We do not pass on the right of a defendant to representation at a pre-prosecution line-up under those circumstances.
II
On the opening day of trial, defendant, having only the day before expressed confidence in his appointed counsel, sought to discharge him to represent himself and to secure a 60-day postponement for preparation. We can see in the denial of that request no abuse of discretion.
III
The robbery count (count I) had charged enhancements for the use of a deadly weapon, infliction of great bodily injury and infliction of such injury on a victim 60 years of age or older. The verdict has found all three enhancements to be true and enhancements for the first two matters were imposed. In explaining its selection of the upper term, the trial court referred to those matters; it also referred, to the third enhancement (infliction of injury on an elderly man) and, at length to the long criminal record of defendant. While it is true that the same fact may not be used for enhancement and for imposing the upper term, it is clear that the deadly weapon and injury matters were but a small part in the court's selection of the upper term. We can see no reversible prejudice from the casual reference to those matters.
We set forth, in an appendix, the language used by the trial court.
IV
Under the decision in People v. Sage (1980) 26 Cal.3d 498, 165 Cal.Rptr. 280, 611 P.2d 874, (as modified on April 30, 1980), the determination of defendant's rights (if any) to good time, work time credit are to be determined administratively by the Department of Corrections.
The judgment is affirmed, without prejudice to any administrative action to which defendant may be entitled.
WOODS and MUNOZ , JJ., concur.
Assigned by the Chief Justice of California.
APPENDIX
"THE COURT: Mr. Bustamente has the worst background and disregard for the law that I have seen in a young man in a long time.
"I don't see any rehabilitative methods that I know of to help him.
"I feel that the public has to be protected from Mr. Bustamente. I think the only thing that will change this defendant is a long incarceration, and hopefully he will have mended his ways when he comes out.
"He was convicted of some very vicious crimes. It appears to me the circumstances in aggravation outweigh the circumstances in mitigation.
[168 Cal.Rptr. 301]"Robbery, convicted of the use, dangerous weapon, inflicted great bodily injury upon the victim, an elderly man.
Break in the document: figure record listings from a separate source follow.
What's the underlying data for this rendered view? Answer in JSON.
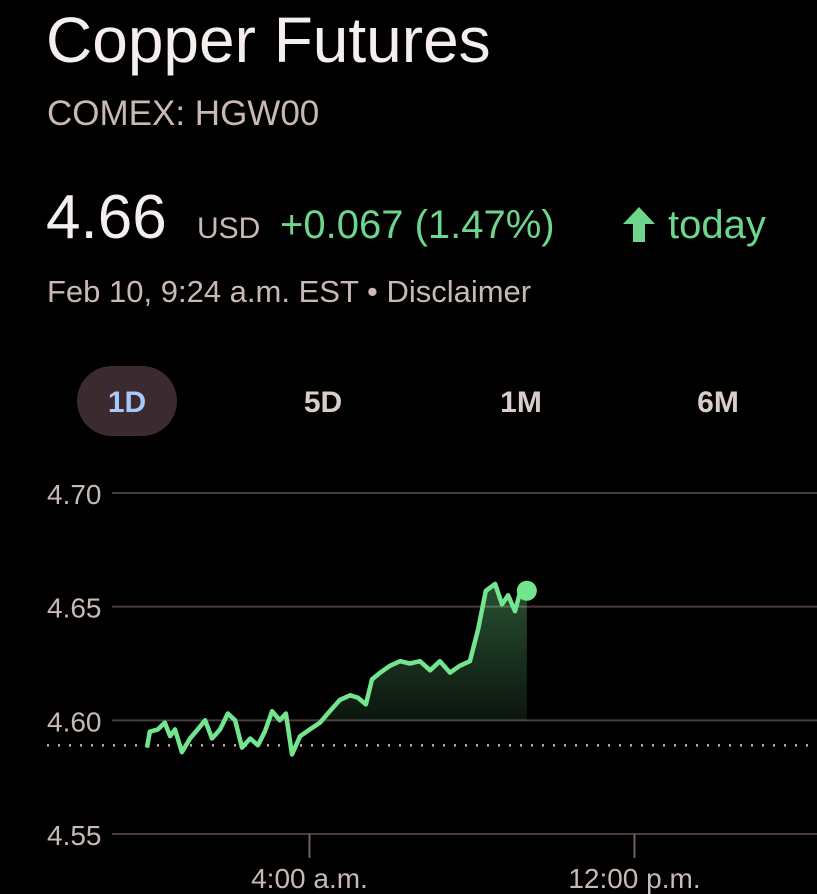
{
  "header": {
    "title": "Copper Futures",
    "subtitle": "COMEX: HGW00",
    "price": "4.66",
    "currency": "USD",
    "change": "+0.067 (1.47%)",
    "period": "today",
    "timestamp": "Feb 10, 9:24 a.m. EST",
    "separator": "•",
    "disclaimer": "Disclaimer"
  },
  "tabs": [
    "1D",
    "5D",
    "1M",
    "6M"
  ],
  "chart_data": {
    "type": "line",
    "x": [
      0,
      0.07,
      0.27,
      0.44,
      0.57,
      0.69,
      0.86,
      1.06,
      1.25,
      1.43,
      1.6,
      1.8,
      1.99,
      2.17,
      2.34,
      2.54,
      2.73,
      2.9,
      3.08,
      3.27,
      3.42,
      3.57,
      3.77,
      4.01,
      4.26,
      4.5,
      4.75,
      5.0,
      5.19,
      5.39,
      5.54,
      5.74,
      5.98,
      6.23,
      6.47,
      6.72,
      6.97,
      7.21,
      7.46,
      7.7,
      7.95,
      8.15,
      8.34,
      8.57,
      8.74,
      8.89,
      9.06,
      9.18,
      9.35
    ],
    "series": [
      {
        "color": "#74e58f",
        "values": [
          4.588,
          4.595,
          4.596,
          4.599,
          4.593,
          4.596,
          4.586,
          4.592,
          4.596,
          4.6,
          4.592,
          4.596,
          4.603,
          4.6,
          4.588,
          4.592,
          4.589,
          4.595,
          4.604,
          4.6,
          4.603,
          4.585,
          4.593,
          4.596,
          4.599,
          4.604,
          4.609,
          4.611,
          4.61,
          4.607,
          4.618,
          4.621,
          4.624,
          4.626,
          4.625,
          4.626,
          4.622,
          4.626,
          4.621,
          4.624,
          4.626,
          4.64,
          4.657,
          4.66,
          4.651,
          4.655,
          4.648,
          4.656,
          4.657
        ]
      }
    ],
    "reference_value": 4.589,
    "xlim": [
      -2.5,
      16.5
    ],
    "xticks": [
      {
        "value": 4,
        "label": "4:00 a.m."
      },
      {
        "value": 12,
        "label": "12:00 p.m."
      }
    ],
    "ylim": [
      4.55,
      4.7
    ],
    "yticks": [
      {
        "value": 4.7,
        "label": "4.70"
      },
      {
        "value": 4.65,
        "label": "4.65"
      },
      {
        "value": 4.6,
        "label": "4.60"
      },
      {
        "value": 4.55,
        "label": "4.55"
      }
    ],
    "grid": true
  }
}
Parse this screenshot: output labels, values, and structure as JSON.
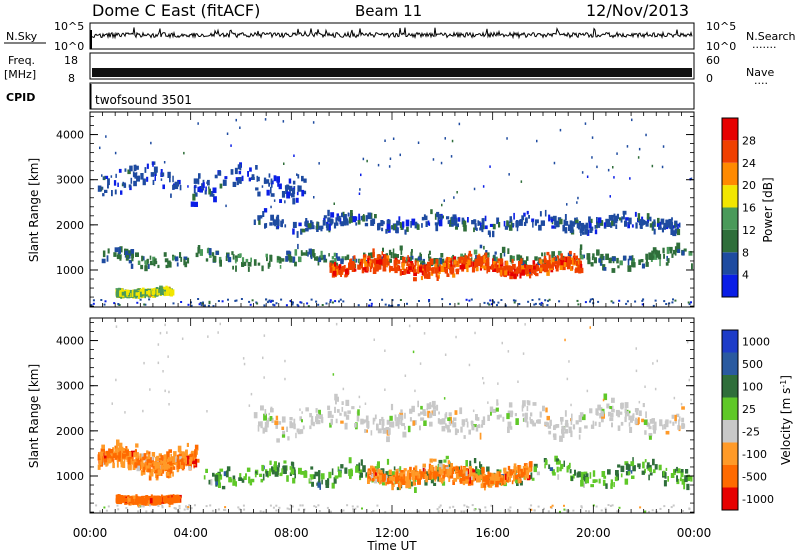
{
  "header": {
    "title": "Dome C East (fitACF)",
    "beam": "Beam 11",
    "date": "12/Nov/2013"
  },
  "colors": {
    "power_scale": [
      "#0a1ee6",
      "#1e4ba0",
      "#2f6e3a",
      "#4a9a5a",
      "#f2e600",
      "#ff8a00",
      "#f04000",
      "#e60000"
    ],
    "velocity_scale": [
      "#1e3cc8",
      "#2a5aa0",
      "#2f6e3a",
      "#5fc828",
      "#c8c8c8",
      "#ff9a28",
      "#ff6a00",
      "#e60000"
    ]
  },
  "panels": {
    "nsky": {
      "left_label": "N.Sky",
      "left_ticks": [
        "10^5",
        "10^0"
      ],
      "right_ticks": [
        "10^5",
        "10^0"
      ],
      "right_label": "N.Search",
      "right_legend": "......."
    },
    "freq": {
      "left_label_line1": "Freq.",
      "left_label_line2": "[MHz]",
      "left_ticks": [
        "18",
        "8"
      ],
      "right_ticks": [
        "60",
        "0"
      ],
      "right_label": "Nave",
      "right_legend": "...."
    },
    "cpid": {
      "label": "CPID",
      "text": "twofsound 3501"
    }
  },
  "chart_data": [
    {
      "type": "heatmap",
      "name": "power",
      "ylabel": "Slant Range [km]",
      "xlabel": "",
      "yticks": [
        1000,
        2000,
        3000,
        4000
      ],
      "ylim": [
        180,
        4500
      ],
      "xlim_hours": [
        0,
        24
      ],
      "colorbar": {
        "label": "Power [dB]",
        "ticks": [
          4,
          8,
          12,
          16,
          20,
          24,
          28
        ],
        "range": [
          0,
          32
        ]
      },
      "features": [
        {
          "hours": [
            0.3,
            23.9
          ],
          "range_km": [
            1000,
            1500
          ],
          "level": "moderate",
          "value_db": 10
        },
        {
          "hours": [
            9.5,
            19.5
          ],
          "range_km": [
            800,
            1350
          ],
          "level": "strong",
          "value_db": 26
        },
        {
          "hours": [
            1.0,
            3.2
          ],
          "range_km": [
            430,
            580
          ],
          "level": "moderate",
          "value_db": 16
        },
        {
          "hours": [
            6.5,
            23.5
          ],
          "range_km": [
            1800,
            2300
          ],
          "level": "weak",
          "value_db": 6
        },
        {
          "hours": [
            0.3,
            8.5
          ],
          "range_km": [
            2500,
            3400
          ],
          "level": "sparse",
          "value_db": 5
        }
      ]
    },
    {
      "type": "heatmap",
      "name": "velocity",
      "ylabel": "Slant Range [km]",
      "xlabel": "Time UT",
      "yticks": [
        1000,
        2000,
        3000,
        4000
      ],
      "ylim": [
        180,
        4500
      ],
      "xlim_hours": [
        0,
        24
      ],
      "xtick_labels": [
        "00:00",
        "04:00",
        "08:00",
        "12:00",
        "16:00",
        "20:00",
        "00:00"
      ],
      "colorbar": {
        "label": "Velocity [m s^-1]",
        "ticks": [
          "1000",
          "500",
          "100",
          "25",
          "-25",
          "-100",
          "-500",
          "-1000"
        ]
      },
      "features": [
        {
          "hours": [
            0.3,
            4.2
          ],
          "range_km": [
            1000,
            1700
          ],
          "velocity": "-100 to -500"
        },
        {
          "hours": [
            1.0,
            3.5
          ],
          "range_km": [
            400,
            560
          ],
          "velocity": "-500"
        },
        {
          "hours": [
            4.5,
            23.9
          ],
          "range_km": [
            700,
            1400
          ],
          "velocity": "25 to 100"
        },
        {
          "hours": [
            11.0,
            17.5
          ],
          "range_km": [
            750,
            1300
          ],
          "velocity": "-100 to -500"
        },
        {
          "hours": [
            6.5,
            23.5
          ],
          "range_km": [
            1800,
            2700
          ],
          "velocity": "-25 to 25"
        }
      ]
    }
  ]
}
"His prior record shows a pattern of conduct indicating a serious danger to society. All previous attempts to rehabilitate the defendant have failed.
"He was on probation at the time of his offense, he has shown absolutely no remorse for his behavior, no efforts to control his narcotic addiction, he has never worked, he did have a job for one day, he said, he makes his living on the streets by hustling and taking advantage of other people."
[*] See 30 Cal.3d 88 for Supreme Court opinion.